Usando estas fases no caso da obesidade masculina, pode-se dizer que:


o Inocente é a fase em que, ainda menino, o homem é superprotegido pela mãe. Mãe
que o alimenta para tornar-se “forte”, que na verdade é uma palavra para definir
obesidade. Quem não ouviu: “Meu filho não é gordo, é forte !”

O Órfão é a fase em que, bem provavelmente, há uma intervenção paterna ou


do meio para quebrar o vínculo mãe-filho, e o menino sente que perdeu seu paraíso.
Inicia-se a adolescência.

O Mártir é a fase em que o jovem se “entope” de comida, sacrificando seu


próprio corpo e sua vida psíquica para tornar-se “mais forte”, “impenetrável”, mas
mantendo presos seus monstros interiores.

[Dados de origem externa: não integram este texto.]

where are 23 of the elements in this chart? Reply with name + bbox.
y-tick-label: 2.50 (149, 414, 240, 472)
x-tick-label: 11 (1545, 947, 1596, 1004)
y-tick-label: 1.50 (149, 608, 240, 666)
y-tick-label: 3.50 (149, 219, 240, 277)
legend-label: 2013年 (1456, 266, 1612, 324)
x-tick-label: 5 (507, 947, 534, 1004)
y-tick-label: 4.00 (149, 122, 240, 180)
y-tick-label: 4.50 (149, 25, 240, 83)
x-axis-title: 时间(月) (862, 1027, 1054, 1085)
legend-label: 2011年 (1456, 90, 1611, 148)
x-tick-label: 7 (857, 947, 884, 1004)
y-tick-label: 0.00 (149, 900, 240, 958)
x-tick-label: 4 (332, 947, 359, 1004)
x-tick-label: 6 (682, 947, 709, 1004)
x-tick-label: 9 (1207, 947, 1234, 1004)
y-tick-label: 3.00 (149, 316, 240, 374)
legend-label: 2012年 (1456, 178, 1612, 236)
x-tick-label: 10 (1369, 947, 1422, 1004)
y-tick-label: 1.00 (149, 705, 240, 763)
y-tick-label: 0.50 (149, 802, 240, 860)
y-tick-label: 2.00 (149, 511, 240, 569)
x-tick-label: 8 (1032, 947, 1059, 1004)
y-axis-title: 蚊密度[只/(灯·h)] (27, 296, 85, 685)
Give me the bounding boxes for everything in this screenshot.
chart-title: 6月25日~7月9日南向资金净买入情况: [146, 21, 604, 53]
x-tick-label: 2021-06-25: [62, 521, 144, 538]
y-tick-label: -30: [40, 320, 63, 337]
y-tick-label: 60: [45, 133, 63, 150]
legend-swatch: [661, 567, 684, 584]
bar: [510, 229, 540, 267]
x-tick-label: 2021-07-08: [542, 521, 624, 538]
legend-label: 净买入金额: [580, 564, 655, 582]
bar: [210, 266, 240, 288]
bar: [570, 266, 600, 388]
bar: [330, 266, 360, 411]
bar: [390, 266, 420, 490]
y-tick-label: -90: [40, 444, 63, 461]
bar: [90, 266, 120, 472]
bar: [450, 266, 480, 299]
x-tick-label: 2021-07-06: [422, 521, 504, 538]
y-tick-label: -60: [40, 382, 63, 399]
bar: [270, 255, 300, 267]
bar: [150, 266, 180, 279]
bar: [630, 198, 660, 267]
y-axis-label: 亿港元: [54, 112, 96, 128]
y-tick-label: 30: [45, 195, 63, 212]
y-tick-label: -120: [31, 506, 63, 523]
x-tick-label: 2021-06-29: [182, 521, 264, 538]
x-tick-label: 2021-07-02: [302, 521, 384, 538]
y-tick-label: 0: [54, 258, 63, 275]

O Nômade é quando o rapaz volta-se para seu mundo interno e busca por seus
próprios valores; aqui ele deve identificar seus monstros e vilões. O detonador dessa
fase é a busca por relacionamentos, a sexualidade e a escolha vocacional e
profissional.

O Guerreiro vai lutar com os monstros e vilões; a velha e árdua batalha por
desvincular-se do mundo dos pais.

E por fim, o Mago, estágio em que o jovem torna-se único; já lutou com seus
monstros e vilões e ganhou sua identidade adulta, sua auto-estima foi otimizada, já
possui autoconfiança. Descobriu que o excesso de peso, além de não torná-lo mais
forte ainda o fazia sentir-se mais frágil e inadequado, tanto física como
psicologicamente.

Este é um pequeno trabalho, uma semente e, portanto não esgota o assunto e


pode, quem sabe, incitar novas associações a outros mitos.

Referencias Bibliográficas:

BRANDÃO, Junito de Souza. Mitologia Grega. Vol. I e II. Petrópolis, Vozes, 1997.

PEARSON, Carol S. O Herói Interior. São Paulo: Cultrix, 1994.